First, copy the whole database into your $USERWORK directory above (it is not big):
cp -r /cluster/projects/nn9305k/src/virulencefinder_db $USERWORK/dtu_tools
ls $USERWORK/dtu_tools
cd $USERWORK/dtu_tools/virulencefinder_db
Now we can make alterations to the database (DO NOT alter the shared database in the src/ folder!)

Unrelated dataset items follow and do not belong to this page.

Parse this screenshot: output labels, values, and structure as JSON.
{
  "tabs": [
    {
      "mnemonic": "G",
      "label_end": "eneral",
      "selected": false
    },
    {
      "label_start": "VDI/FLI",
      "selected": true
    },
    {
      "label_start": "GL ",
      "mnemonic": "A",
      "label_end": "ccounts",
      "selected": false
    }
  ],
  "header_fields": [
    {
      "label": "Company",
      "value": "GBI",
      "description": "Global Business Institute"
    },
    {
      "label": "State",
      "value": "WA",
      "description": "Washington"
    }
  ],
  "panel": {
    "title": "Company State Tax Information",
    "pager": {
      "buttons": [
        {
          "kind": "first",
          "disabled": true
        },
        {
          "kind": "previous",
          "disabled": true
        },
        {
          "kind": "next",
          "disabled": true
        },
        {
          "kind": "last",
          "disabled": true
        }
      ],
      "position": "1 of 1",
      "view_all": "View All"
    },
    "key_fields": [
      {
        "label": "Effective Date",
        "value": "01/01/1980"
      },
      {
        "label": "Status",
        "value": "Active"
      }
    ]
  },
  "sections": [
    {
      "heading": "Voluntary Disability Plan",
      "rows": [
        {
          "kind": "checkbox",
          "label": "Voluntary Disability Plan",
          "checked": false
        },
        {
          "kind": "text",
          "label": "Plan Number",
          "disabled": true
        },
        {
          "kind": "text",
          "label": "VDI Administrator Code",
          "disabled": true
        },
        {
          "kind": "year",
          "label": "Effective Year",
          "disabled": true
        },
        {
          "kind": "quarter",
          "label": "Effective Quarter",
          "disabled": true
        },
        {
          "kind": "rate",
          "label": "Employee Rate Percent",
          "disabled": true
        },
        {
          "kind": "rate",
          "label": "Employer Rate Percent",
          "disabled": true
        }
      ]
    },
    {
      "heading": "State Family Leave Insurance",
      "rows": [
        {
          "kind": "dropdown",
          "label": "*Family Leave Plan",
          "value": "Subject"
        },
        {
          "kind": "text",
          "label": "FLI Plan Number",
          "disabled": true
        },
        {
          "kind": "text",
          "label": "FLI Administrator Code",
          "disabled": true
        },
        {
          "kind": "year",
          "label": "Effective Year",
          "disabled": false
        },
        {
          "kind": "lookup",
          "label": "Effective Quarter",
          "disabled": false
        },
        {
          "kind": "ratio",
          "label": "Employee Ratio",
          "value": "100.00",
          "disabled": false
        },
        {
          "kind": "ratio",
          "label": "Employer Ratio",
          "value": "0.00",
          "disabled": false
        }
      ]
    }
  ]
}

The gene we want to add is listed below:
>iucB_1
ATGTCTAAGGCAAACATCGTTCACAGCGGATATGGACTGCGCTGTGAAAAACTCGACAAG
CCTCTGAATCTTAGCTGGGGGCTGGACAATAGCGCGGTGCTGCACTGGCCGGGGCCGTTG
CCGACAGGGTGGCTGCGCGACGCGCTGGAGCAGATATTTATCGCCGCACCGCAACTTTCA
GCGGTGGTTCTCCCTTGGGCCGAATGGCGTGAGGAGCCACAGGCGCTGACGCTTTTCGGG
CAGGTAAAAAGCGACATCATCCATCGCACCGCCTTCTGGCAGTTACCGCTATGGCTGAGT
TCTCCGGCAAACCGGGCCTCCGGCGAAATGGTTTTTGATGCAGAGCGTGAGATTTATTTC
CCGCTGCGCCCACCCCGTCCGCAGGGCGAGGTTTATCGCCGTTACGATCCACGCGTTCGC
AAGACGCTGAGTTTCCGCGTTGCCGATCCCGTTCTTGATGCAGAACGTTTCACCCGCTGG
ATGAACGATCCGCGCGTTGAGTATTTCTGGGAGCAAAGCGGCTCGCTGGAGGTACAGACC
GCCTATCTGGAACGCCAGCTCACCGGTAAACATGCGTTCCCGCTGATCGGCTGCTTCGAC
GATAGGCCGTTTAGCTATTTCGAAATCTACTGGGCGGCGGAAGACCGCATTGGCCGCCAC
TATTCATGGCAACCCTTTGACCGTGGCCTGCATCTGCTGGTTGGTGAACAGCAATGGCGC
GGAGCCCACTACGTACAAAGCTGGCTGCGAGGGCTGACACATTACCTGTTGCTGGATGAG
CCCCGCACGCAGCGCACCGTACTGGAGCCACGCGCCGATAACCAGCGCCTGTTCCGCCAC
CTTGAGCCTGCGGGATACCGGACAATTAAAGAGTTCGACTTCCCACACAAGCGCTCGCGC
ATGGTGATGGCGGATCGCCATCACTTCTTCACGGAGGTCGGTCTGTAA
Copy the fasta entry into a new file:
nano k.pneumoniae.fsa
Save the file. Next up, the config file contains three tab-separated columns that need to be included; db_prefix, name, and description. Open the config file with nano and add the following line:
k.pneumoniae Klebsiella pneumoniae Virulence genes for K. pneumoniae
Save the file, and open the notes.txt file with nano and add the following line:
iucB_1:aerobactin locus gene B type 1
Save the file. You are now ready to run VirulenceFinder with your new addition to the database!
conda activate cge_addons
mkdir virulencefinder_newdb_output
python /cluster/projects/nn9305k/src/virulencefinder/virulencefinder.py -i 2018-01-1095_assembly.fasta -p $USERWORK/dtu_tools/virulencefinder_db/ -o virulencefinder__newdb_output -mp /cluster/software/BLAST+/2.10.1-gompi-2020a/bin/blastn -x
conda deactivate
Take a look at the output files, and compare the results to the run without the added gene (above).